The release of the source code "isn't tied to elevation of risk," Microsoft says. The company says it doesn't rely on keeping code secret as a security measure.
Also on Tuesday, Microsoft published an in-depth blog post on Lapsus$, which it calls DEV-0537. Microsoft say the group doesn't deploy ransomware but rather employs "a pure extortion and destruction model."
How Group Publicizes Victims
Lapsus$ uses its Telegram channel to broadcast victims' identities and try to recruit insiders to infiltrate companies in return for a cut of the proceeds, says Chris Morgan, a senior cyberthreat intelligence analyst at threat intelligence firm Digital Shadows.
"Most extortion groups - primarily ransomware groups - set up their own data leak website on The Onion Router network - aka Tor - for data leaking purposes. This comes with its own risks and limitations, such as being targeted by law enforcement and being exposed to a limited audience of users who know how to navigate Tor," Morgan says.
"Abusing a legitimate tool like Telegram ensures the Lapsus$ data leak channel on Telegram will see limited disruption and that their victims' identities can be exposed to anyone with an internet connection," he says. "Lapsus$ also run polls on their data leak channel, providing members with the ability to decide whose data should be breached next; among cyber extortion groups, few also involve their followers or the public in such a direct manner."
On Monday, Okta detailed the results of a forensic investigation it had commissioned from a third party, which it says was completed this week. But some are calling for Okta to give a fuller account of the impact of the incident.
In a blog post, David Bradbury, CSO at Okta, says:
"In January, Okta detected an unsuccessful attempt to compromise the account of a customer support engineer working for a third-party provider. As part of our regular procedures, we alerted the provider to the situation, while simultaneously terminating the user's active Okta sessions and suspending the individual's account. Following those actions, we shared pertinent information (including suspicious IP addresses) to supplement their investigation, which was supported by a third-party forensics firm.
"Following the completion of the service provider's investigation, we received a report from the forensics firm this week. The report highlighted that there was a five-day window of time between Jan. 16 to 21, where an attacker had access to a support engineer's laptop. This is consistent with the screenshots that we became aware of yesterday.
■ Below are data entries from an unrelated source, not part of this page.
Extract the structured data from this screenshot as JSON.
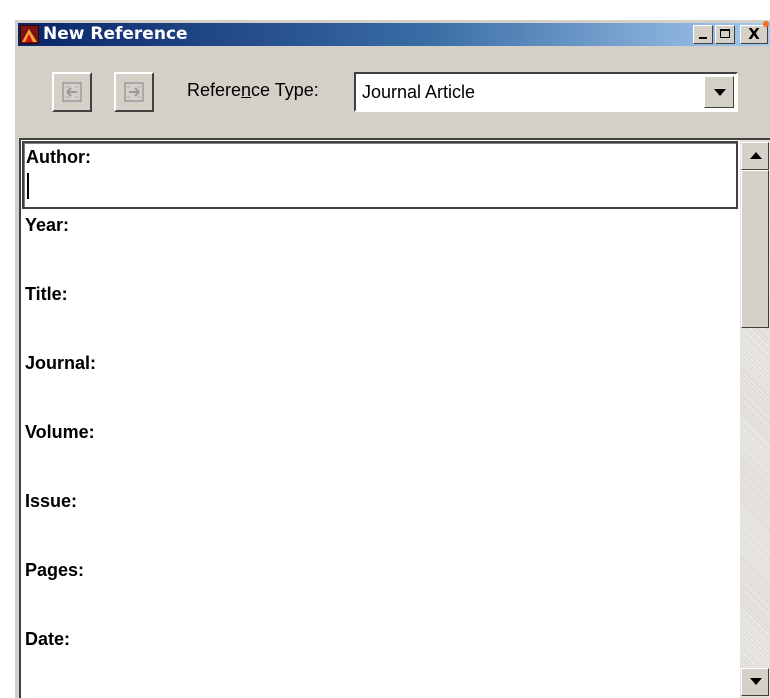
{
  "window": {
    "title": "New Reference",
    "controls": {
      "minimize": "_",
      "maximize": "□",
      "close": "X"
    }
  },
  "toolbar": {
    "prev_icon": "previous-reference-icon",
    "next_icon": "next-reference-icon",
    "ref_type_label_pre": "Refere",
    "ref_type_label_mnemonic": "n",
    "ref_type_label_post": "ce Type:",
    "ref_type_value": "Journal Article"
  },
  "fields": [
    {
      "label": "Author:",
      "value": ""
    },
    {
      "label": "Year:",
      "value": ""
    },
    {
      "label": "Title:",
      "value": ""
    },
    {
      "label": "Journal:",
      "value": ""
    },
    {
      "label": "Volume:",
      "value": ""
    },
    {
      "label": "Issue:",
      "value": ""
    },
    {
      "label": "Pages:",
      "value": ""
    },
    {
      "label": "Date:",
      "value": ""
    }
  ],
  "colors": {
    "titlebar_start": "#0a246a",
    "titlebar_end": "#a6caf0",
    "chrome": "#d4d0c8"
  }
}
"The potential impact to Okta customers is limited to the access that support engineers have. These engineers are unable to create or delete users, or download customer databases. Support engineers do have access to limited data - for example, Jira tickets and lists of users - that were seen in the screenshots. Support engineers are also able to facilitate the resetting of passwords and MFA factors for users, but are unable to obtain those passwords."
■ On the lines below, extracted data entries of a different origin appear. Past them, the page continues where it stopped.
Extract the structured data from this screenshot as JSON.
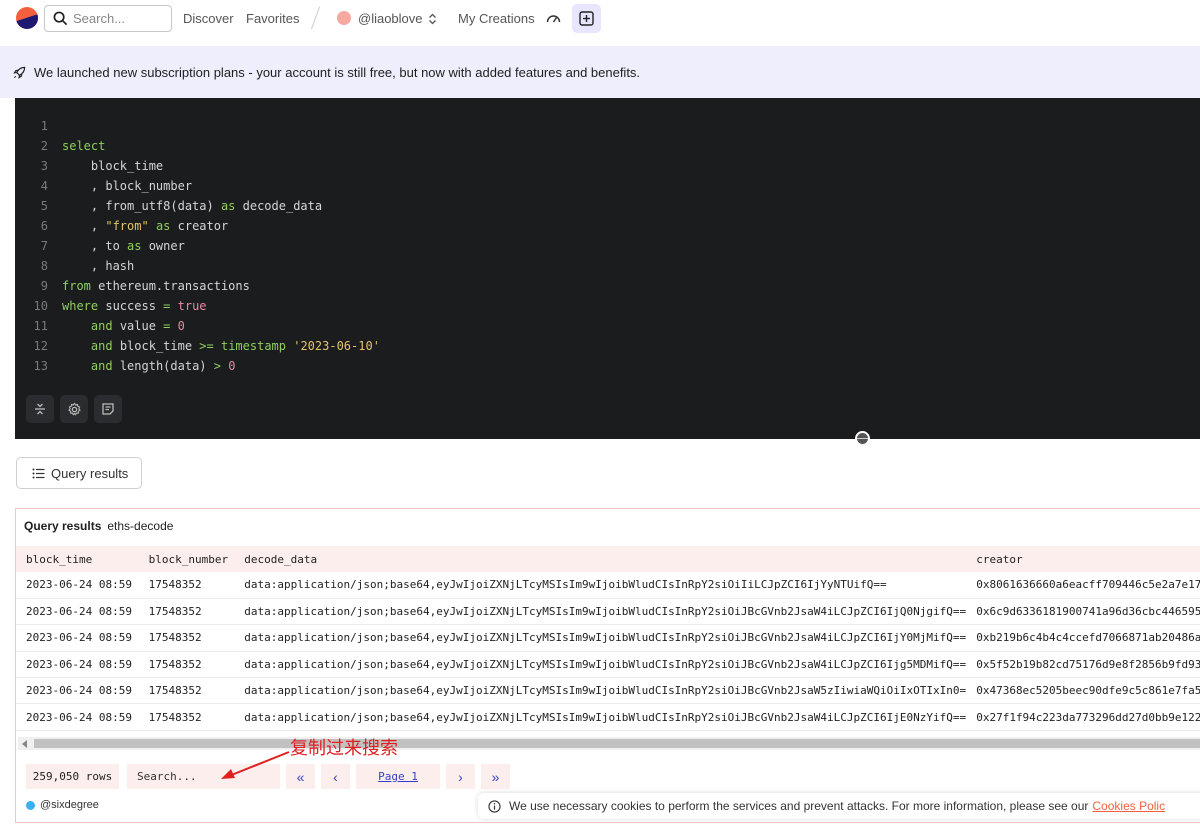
{
  "nav": {
    "search_placeholder": "Search...",
    "discover": "Discover",
    "favorites": "Favorites",
    "user": "@liaoblove",
    "my_creations": "My Creations"
  },
  "banner": {
    "text": "We launched new subscription plans - your account is still free, but now with added features and benefits."
  },
  "editor": {
    "lines": [
      {
        "n": "1"
      },
      {
        "n": "2"
      },
      {
        "n": "3"
      },
      {
        "n": "4"
      },
      {
        "n": "5"
      },
      {
        "n": "6"
      },
      {
        "n": "7"
      },
      {
        "n": "8"
      },
      {
        "n": "9"
      },
      {
        "n": "10"
      },
      {
        "n": "11"
      },
      {
        "n": "12"
      },
      {
        "n": "13"
      }
    ],
    "code": {
      "l2_select": "select",
      "l3_block_time": "block_time",
      "l4": ", block_number",
      "l5_a": ", from_utf8(data) ",
      "l5_as": "as",
      "l5_b": " decode_data",
      "l6_a": ", ",
      "l6_str": "\"from\"",
      "l6_as": " as",
      "l6_b": " creator",
      "l7_a": ", to ",
      "l7_as": "as",
      "l7_b": " owner",
      "l8": ", hash",
      "l9_from": "from",
      "l9_b": " ethereum.transactions",
      "l10_where": "where",
      "l10_b": " success ",
      "l10_eq": "=",
      "l10_true": " true",
      "l11_and": "and",
      "l11_b": " value ",
      "l11_eq": "=",
      "l11_zero": " 0",
      "l12_and": "and",
      "l12_b": " block_time ",
      "l12_ge": ">=",
      "l12_ts": " timestamp",
      "l12_str": " '2023-06-10'",
      "l13_and": "and",
      "l13_b": " length(data) ",
      "l13_gt": ">",
      "l13_zero": " 0"
    }
  },
  "results_tab": {
    "label": "Query results"
  },
  "results": {
    "title": "Query results",
    "query_name": "eths-decode",
    "columns": [
      "block_time",
      "block_number",
      "decode_data",
      "creator"
    ],
    "rows": [
      [
        "2023-06-24 08:59",
        "17548352",
        "data:application/json;base64,eyJwIjoiZXNjLTcyMSIsIm9wIjoibWludCIsInRpY2siOiIiLCJpZCI6IjYyNTUifQ==",
        "0x8061636660a6eacff709446c5e2a7e17"
      ],
      [
        "2023-06-24 08:59",
        "17548352",
        "data:application/json;base64,eyJwIjoiZXNjLTcyMSIsIm9wIjoibWludCIsInRpY2siOiJBcGVnb2JsaW4iLCJpZCI6IjQ0NjgifQ==",
        "0x6c9d6336181900741a96d36cbc446595"
      ],
      [
        "2023-06-24 08:59",
        "17548352",
        "data:application/json;base64,eyJwIjoiZXNjLTcyMSIsIm9wIjoibWludCIsInRpY2siOiJBcGVnb2JsaW4iLCJpZCI6IjY0MjMifQ==",
        "0xb219b6c4b4c4ccefd7066871ab20486a"
      ],
      [
        "2023-06-24 08:59",
        "17548352",
        "data:application/json;base64,eyJwIjoiZXNjLTcyMSIsIm9wIjoibWludCIsInRpY2siOiJBcGVnb2JsaW4iLCJpZCI6Ijg5MDMifQ==",
        "0x5f52b19b82cd75176d9e8f2856b9fd93"
      ],
      [
        "2023-06-24 08:59",
        "17548352",
        "data:application/json;base64,eyJwIjoiZXNjLTcyMSIsIm9wIjoibWludCIsInRpY2siOiJBcGVnb2JsaW5zIiwiaWQiOiIxOTIxIn0=",
        "0x47368ec5205beec90dfe9c5c861e7fa5"
      ],
      [
        "2023-06-24 08:59",
        "17548352",
        "data:application/json;base64,eyJwIjoiZXNjLTcyMSIsIm9wIjoibWludCIsInRpY2siOiJBcGVnb2JsaW4iLCJpZCI6IjE0NzYifQ==",
        "0x27f1f94c223da773296dd27d0bb9e122"
      ]
    ],
    "pager": {
      "rows": "259,050 rows",
      "search_placeholder": "Search...",
      "page": "Page 1"
    },
    "owner": "@sixdegree"
  },
  "annotation": {
    "text": "复制过来搜索"
  },
  "cookie": {
    "text": "We use necessary cookies to perform the services and prevent attacks. For more information, please see our",
    "link": "Cookies Polic"
  },
  "colors": {
    "brand_orange": "#f4603e",
    "brand_navy": "#1e1870",
    "banner_bg": "#eeeefc",
    "editor_bg": "#1b1c1e",
    "header_row_bg": "#fdeeee",
    "annotation_red": "#e02020"
  }
}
Okta says its investigation remains ongoing.
Lapsus$, in an updated statement posted at 6:31 p.m., PDT on Tuesday, refuted some of Okta's statements.
Saying that the compromise attempt was indeed successful, the threat actor says: "Logged in to superuser portal with the ability to reset the Password and MFA of ~95% of clients isn't successful?" Further debasing the company, the threat actor says that "for a company that supports zero trust, support engineers seem to have excessive access to Slack…," adding that it was also "rather a bad security practice to store AWS keys in Slack channels."
Addressing Okta's statement that the potential impact of the breach was limited, the threat actor says: "I'm pretty certain resetting passwords and MFA would result in complete compromise of many clients systems."
Executive Editors Mathew Schwartz and Jeremy Kirk contributed to this story.
The story has been updated to include new statements from Okta, Microsoft, Lapsus$ and Atlassian.